A final del día, el tiempo hacia que el tramposo, solo obtuviera triunfos no permanentes, así como la indiferencia y olvido de los jugadores honestos. Y lo mismo les empezó a pasar a niños de todo el mundo que luego de crecer pudieron lograr algún triunfo con discursos y simpatía que casi nunca correspondió a los resultados que ofrecieron por lo cual en medio de su amargura pasaron a la historia como fantasmas de lamentable memoria. Y colorín colorado este cuento se ha acabado. ¿Qué ocurrirá, con “en Marcha” de Francia? ¿Los partidos del mundo habrán aprendido la lección de lo que implica dejar pasar a estos movimientos que no solo son una amalgama de gente diversa sin ningún signo político y sin más afán que derrocar lo que perciben como viejo, inoperante o no de su gusto?

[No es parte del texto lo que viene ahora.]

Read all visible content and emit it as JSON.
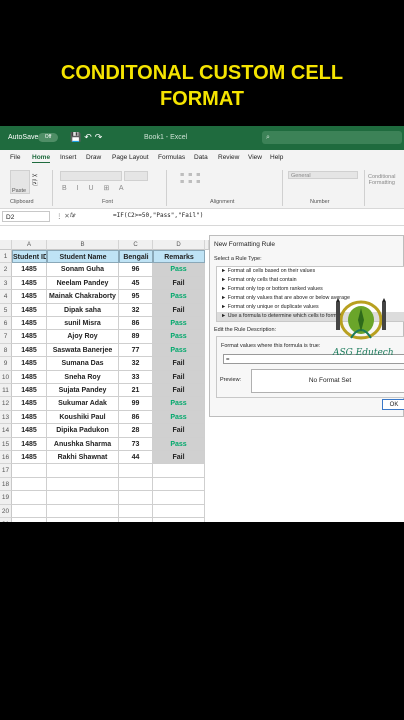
{
  "video_title": [
    "CONDITONAL CUSTOM CELL",
    "FORMAT"
  ],
  "titlebar": {
    "autosave": "AutoSave",
    "toggle": "Off",
    "filename": "Book1 - Excel"
  },
  "menu": [
    "File",
    "Home",
    "Insert",
    "Draw",
    "Page Layout",
    "Formulas",
    "Data",
    "Review",
    "View",
    "Help"
  ],
  "ribbon": {
    "paste": "Paste",
    "clipboard": "Clipboard",
    "font": "Font",
    "alignment": "Alignment",
    "number_format": "General",
    "number": "Number",
    "conditional": [
      "Conditional",
      "Formatting"
    ]
  },
  "formula_bar": {
    "cell_ref": "D2",
    "fx": "fx",
    "formula": "=IF(C2>=50,\"Pass\",\"Fail\")"
  },
  "columns": [
    "A",
    "B",
    "C",
    "D"
  ],
  "headers": [
    "Student ID",
    "Student Name",
    "Bengali",
    "Remarks"
  ],
  "rows": [
    [
      "1485",
      "Sonam Guha",
      "96",
      "Pass"
    ],
    [
      "1485",
      "Neelam Pandey",
      "45",
      "Fail"
    ],
    [
      "1485",
      "Mainak Chakraborty",
      "95",
      "Pass"
    ],
    [
      "1485",
      "Dipak saha",
      "32",
      "Fail"
    ],
    [
      "1485",
      "sunil Misra",
      "86",
      "Pass"
    ],
    [
      "1485",
      "Ajoy Roy",
      "89",
      "Pass"
    ],
    [
      "1485",
      "Saswata Banerjee",
      "77",
      "Pass"
    ],
    [
      "1485",
      "Sumana Das",
      "32",
      "Fail"
    ],
    [
      "1485",
      "Sneha Roy",
      "33",
      "Fail"
    ],
    [
      "1485",
      "Sujata Pandey",
      "21",
      "Fail"
    ],
    [
      "1485",
      "Sukumar Adak",
      "99",
      "Pass"
    ],
    [
      "1485",
      "Koushiki Paul",
      "86",
      "Pass"
    ],
    [
      "1485",
      "Dipika Padukon",
      "28",
      "Fail"
    ],
    [
      "1485",
      "Anushka Sharma",
      "73",
      "Pass"
    ],
    [
      "1485",
      "Rakhi Shawnat",
      "44",
      "Fail"
    ]
  ],
  "row_numbers": [
    "1",
    "2",
    "3",
    "4",
    "5",
    "6",
    "7",
    "8",
    "9",
    "10",
    "11",
    "12",
    "13",
    "14",
    "15",
    "16",
    "17",
    "18",
    "19",
    "20",
    "21",
    "22"
  ],
  "dialog": {
    "title": "New Formatting Rule",
    "select_label": "Select a Rule Type:",
    "rule_types": [
      "► Format all cells based on their values",
      "► Format only cells that contain",
      "► Format only top or bottom ranked values",
      "► Format only values that are above or below average",
      "► Format only unique or duplicate values",
      "► Use a formula to determine which cells to format"
    ],
    "edit_label": "Edit the Rule Description:",
    "formula_label": "Format values where this formula is true:",
    "formula_value": "=",
    "preview_label": "Preview:",
    "preview_text": "No Format Set",
    "ok": "OK"
  },
  "logo_text": "ASG Edutech",
  "colors": {
    "title": "#f5e400",
    "excel_green": "#1f6b3e",
    "pass": "#00a86b",
    "header_fill": "#bfe3f5"
  }
}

Si de algo sirven estos fatídicos liderazgos en gobiernos donde la población expresa su molestia de la misma manera que lo hacían los niños jugadores triunfadores en las canicas, es confirmar que los partidos y la democracia de algo sirven, que deben fortalecer sus estructuras, aprovechar la experiencia, aprender de su historia, trabajar no solo en épocas electorales y sobre todo seleccionar con cuidado sus liderazgos, teniendo como premisa que su mayor propósito no es caer en el hoyo o sacar canicas del círculo para mantener el poder sino gobernar para los ciudadanos.
[1] Libro de Génesis, capítulo 4. Del antiguo testamento. Hay interpretaciones acerca de esa marca, que se supone diabólica y heredable, pero se supone que la estirpe de Caín pereció con el diluvio.